Eventually, a secluded double seat came free and we jumped into it. Relief flowed through him; sausage roll eating resumed.
As we walked home from the station, he announced: “We didn’t get Premier League badges on my shirt.”
“No, you said you didn’t want then,” I replied.
“I did!” he screeched, slapping me for my trouble.
“No, I asked you if you wanted badges, and you said ‘no’.”
“I didn’t. I said ‘yes’” he insisted.
Give me strength.
“It’s OK,” I said. “We obviously had a miscommunication, but I can take the shirt with me next time I go and, if you want to spend your pocket money on getting badges, I can get them put on.”
This seemed to appease him.
Solution reached. Crisis averted (again). Win-win. Or so I thought.
When we got home, he proudly showed his mum the new shirt – and the printing on the back.
“But Dad didn’t get the Premier League badges,” he complained.
I explained what had happened to the wife. This was like a red rag to a bull.
“I didn’t say ‘no’. I said ‘yes’.”
“OK, yes, but we have come up with a solution haven’t we?”
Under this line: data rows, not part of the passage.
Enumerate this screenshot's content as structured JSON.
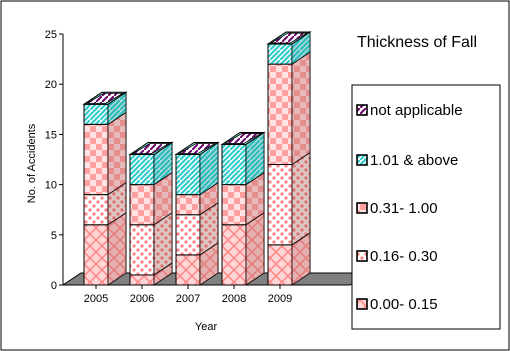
{
  "chart_data": {
    "type": "bar",
    "stacked": true,
    "three_d": true,
    "title": "Thickness of Fall",
    "xlabel": "Year",
    "ylabel": "No. of Accidents",
    "ylim": [
      0,
      25
    ],
    "yticks": [
      "0",
      "5",
      "10",
      "15",
      "20",
      "25"
    ],
    "categories": [
      "2005",
      "2006",
      "2007",
      "2008",
      "2009"
    ],
    "series": [
      {
        "name": "0.00- 0.15",
        "values": [
          6,
          1,
          3,
          6,
          4
        ],
        "color": "#ff9999"
      },
      {
        "name": "0.16- 0.30",
        "values": [
          3,
          5,
          4,
          0,
          8
        ],
        "color": "#ff9999"
      },
      {
        "name": "0.31- 1.00",
        "values": [
          7,
          4,
          2,
          4,
          10
        ],
        "color": "#ff9999"
      },
      {
        "name": "1.01 & above",
        "values": [
          2,
          3,
          4,
          4,
          2
        ],
        "color": "#33cccc"
      },
      {
        "name": "not applicable",
        "values": [
          0,
          0,
          0,
          0,
          0
        ],
        "color": "#660066"
      }
    ],
    "legend_position": "right",
    "legend_order": [
      "not applicable",
      "1.01 & above",
      "0.31- 1.00",
      "0.16- 0.30",
      "0.00- 0.15"
    ],
    "grid": false
  }
}
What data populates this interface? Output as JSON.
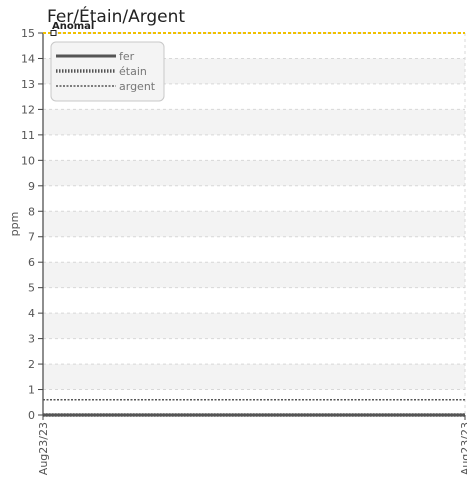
{
  "chart_data": {
    "type": "line",
    "title": "Fer/Étain/Argent",
    "xlabel": "",
    "ylabel": "ppm",
    "ylim": [
      0,
      15
    ],
    "yticks": [
      0,
      1,
      2,
      3,
      4,
      5,
      6,
      7,
      8,
      9,
      10,
      11,
      12,
      13,
      14,
      15
    ],
    "grid": true,
    "x": [
      "Aug23/23",
      "Aug23/23"
    ],
    "series": [
      {
        "name": "fer",
        "values": [
          0,
          0
        ],
        "color": "#555555",
        "style": "solid"
      },
      {
        "name": "étain",
        "values": [
          0,
          0
        ],
        "color": "#555555",
        "style": "dotted-thick"
      },
      {
        "name": "argent",
        "values": [
          0.6,
          0.6
        ],
        "color": "#555555",
        "style": "dashed-thin"
      }
    ],
    "threshold": {
      "label": "Anomal",
      "value": 15,
      "color": "#f0c000"
    },
    "legend_position": "top-left"
  }
}
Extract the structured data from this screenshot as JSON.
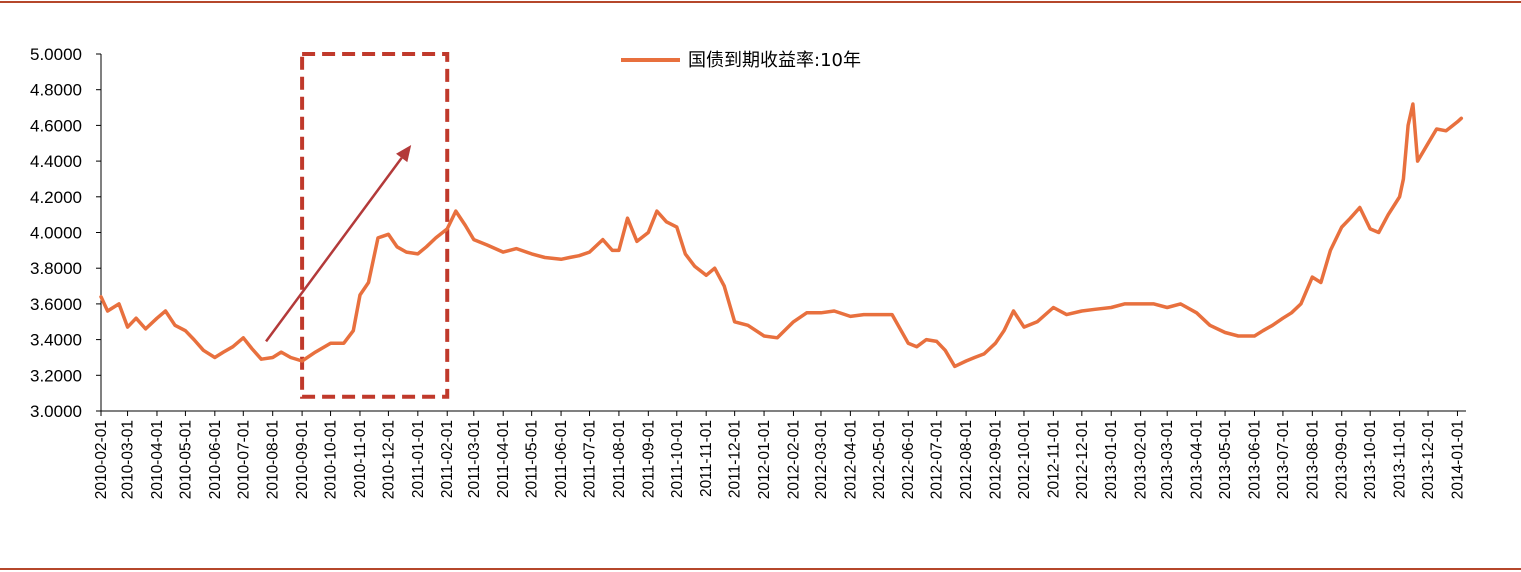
{
  "chart_data": {
    "type": "line",
    "title": "",
    "xlabel": "",
    "ylabel": "",
    "ylim": [
      3.0,
      5.0
    ],
    "y_ticks": [
      "3.0000",
      "3.2000",
      "3.4000",
      "3.6000",
      "3.8000",
      "4.0000",
      "4.2000",
      "4.4000",
      "4.6000",
      "4.8000",
      "5.0000"
    ],
    "x_ticks": [
      "2010-02-01",
      "2010-03-01",
      "2010-04-01",
      "2010-05-01",
      "2010-06-01",
      "2010-07-01",
      "2010-08-01",
      "2010-09-01",
      "2010-10-01",
      "2010-11-01",
      "2010-12-01",
      "2011-01-01",
      "2011-02-01",
      "2011-03-01",
      "2011-04-01",
      "2011-05-01",
      "2011-06-01",
      "2011-07-01",
      "2011-08-01",
      "2011-09-01",
      "2011-10-01",
      "2011-11-01",
      "2011-12-01",
      "2012-01-01",
      "2012-02-01",
      "2012-03-01",
      "2012-04-01",
      "2012-05-01",
      "2012-06-01",
      "2012-07-01",
      "2012-08-01",
      "2012-09-01",
      "2012-10-01",
      "2012-11-01",
      "2012-12-01",
      "2013-01-01",
      "2013-02-01",
      "2013-03-01",
      "2013-04-01",
      "2013-05-01",
      "2013-06-01",
      "2013-07-01",
      "2013-08-01",
      "2013-09-01",
      "2013-10-01",
      "2013-11-01",
      "2013-12-01",
      "2014-01-01"
    ],
    "legend": "top-center",
    "grid": false,
    "colors": {
      "line": "#e8703e",
      "box": "#c0392b",
      "arrow": "#b33a3a",
      "rule": "#b5472b"
    },
    "series": [
      {
        "name": "国债到期收益率:10年",
        "x": [
          "2010-02-01",
          "2010-02-08",
          "2010-02-20",
          "2010-03-01",
          "2010-03-10",
          "2010-03-20",
          "2010-04-01",
          "2010-04-10",
          "2010-04-20",
          "2010-05-01",
          "2010-05-10",
          "2010-05-20",
          "2010-06-01",
          "2010-06-10",
          "2010-06-20",
          "2010-07-01",
          "2010-07-10",
          "2010-07-20",
          "2010-08-01",
          "2010-08-10",
          "2010-08-20",
          "2010-09-01",
          "2010-09-15",
          "2010-10-01",
          "2010-10-15",
          "2010-10-25",
          "2010-11-01",
          "2010-11-10",
          "2010-11-20",
          "2010-12-01",
          "2010-12-10",
          "2010-12-20",
          "2011-01-01",
          "2011-01-10",
          "2011-01-20",
          "2011-02-01",
          "2011-02-10",
          "2011-02-20",
          "2011-03-01",
          "2011-03-15",
          "2011-04-01",
          "2011-04-15",
          "2011-05-01",
          "2011-05-15",
          "2011-06-01",
          "2011-06-10",
          "2011-06-20",
          "2011-07-01",
          "2011-07-15",
          "2011-07-25",
          "2011-08-01",
          "2011-08-10",
          "2011-08-20",
          "2011-09-01",
          "2011-09-10",
          "2011-09-20",
          "2011-10-01",
          "2011-10-10",
          "2011-10-20",
          "2011-11-01",
          "2011-11-10",
          "2011-11-20",
          "2011-12-01",
          "2011-12-15",
          "2012-01-01",
          "2012-01-15",
          "2012-02-01",
          "2012-02-15",
          "2012-03-01",
          "2012-03-15",
          "2012-04-01",
          "2012-04-15",
          "2012-05-01",
          "2012-05-15",
          "2012-06-01",
          "2012-06-10",
          "2012-06-20",
          "2012-07-01",
          "2012-07-10",
          "2012-07-20",
          "2012-08-01",
          "2012-08-10",
          "2012-08-20",
          "2012-09-01",
          "2012-09-10",
          "2012-09-20",
          "2012-10-01",
          "2012-10-15",
          "2012-11-01",
          "2012-11-15",
          "2012-12-01",
          "2012-12-15",
          "2013-01-01",
          "2013-01-15",
          "2013-02-01",
          "2013-02-15",
          "2013-03-01",
          "2013-03-15",
          "2013-04-01",
          "2013-04-15",
          "2013-05-01",
          "2013-05-15",
          "2013-06-01",
          "2013-06-10",
          "2013-06-20",
          "2013-07-01",
          "2013-07-10",
          "2013-07-20",
          "2013-08-01",
          "2013-08-10",
          "2013-08-20",
          "2013-09-01",
          "2013-09-10",
          "2013-09-20",
          "2013-10-01",
          "2013-10-10",
          "2013-10-20",
          "2013-11-01",
          "2013-11-05",
          "2013-11-10",
          "2013-11-15",
          "2013-11-20",
          "2013-12-01",
          "2013-12-10",
          "2013-12-20",
          "2014-01-01",
          "2014-01-05"
        ],
        "values": [
          3.64,
          3.56,
          3.6,
          3.47,
          3.52,
          3.46,
          3.52,
          3.56,
          3.48,
          3.45,
          3.4,
          3.34,
          3.3,
          3.33,
          3.36,
          3.41,
          3.35,
          3.29,
          3.3,
          3.33,
          3.3,
          3.28,
          3.33,
          3.38,
          3.38,
          3.45,
          3.65,
          3.72,
          3.97,
          3.99,
          3.92,
          3.89,
          3.88,
          3.92,
          3.97,
          4.02,
          4.12,
          4.04,
          3.96,
          3.93,
          3.89,
          3.91,
          3.88,
          3.86,
          3.85,
          3.86,
          3.87,
          3.89,
          3.96,
          3.9,
          3.9,
          4.08,
          3.95,
          4.0,
          4.12,
          4.06,
          4.03,
          3.88,
          3.81,
          3.76,
          3.8,
          3.7,
          3.5,
          3.48,
          3.42,
          3.41,
          3.5,
          3.55,
          3.55,
          3.56,
          3.53,
          3.54,
          3.54,
          3.54,
          3.38,
          3.36,
          3.4,
          3.39,
          3.34,
          3.25,
          3.28,
          3.3,
          3.32,
          3.38,
          3.45,
          3.56,
          3.47,
          3.5,
          3.58,
          3.54,
          3.56,
          3.57,
          3.58,
          3.6,
          3.6,
          3.6,
          3.58,
          3.6,
          3.55,
          3.48,
          3.44,
          3.42,
          3.42,
          3.45,
          3.48,
          3.52,
          3.55,
          3.6,
          3.75,
          3.72,
          3.9,
          4.03,
          4.08,
          4.14,
          4.02,
          4.0,
          4.1,
          4.2,
          4.3,
          4.6,
          4.72,
          4.4,
          4.5,
          4.58,
          4.57,
          4.62,
          4.64
        ]
      }
    ],
    "annotations": {
      "highlight_box": {
        "x_start": "2010-09-01",
        "x_end": "2011-02-01",
        "y_start": 3.08,
        "y_end": 5.0
      },
      "arrow": {
        "from": {
          "x": "2010-07-25",
          "y": 3.39
        },
        "to": {
          "x": "2010-12-25",
          "y": 4.49
        }
      }
    }
  }
}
“I’m not wearing it until you get the badges put on,” he screeched, aggressively.
I’d had enough. “You ungrateful little sh… I haven’t even had a thank you for taking you to the football, let alone buying you the shirt,” I screamed.
He took flight up the stairs in tears.
I took flight downstairs, steam coming out of my ears.
While the fact I reduced him to tears may sound harsh, it means he gets it. There was no resistance, no hitting.
With hindsight, and the wiseness of the wife, it was obvious that this wasn’t really about the badges. It was more the fact that he had held himself together all day, dealt with some tricky situations and now he was letting off steam.
As I came back upstairs he was waiting for me.
“Sorry,” he said, before giving me a huge hug.
The boy is growing up. I should follow his example.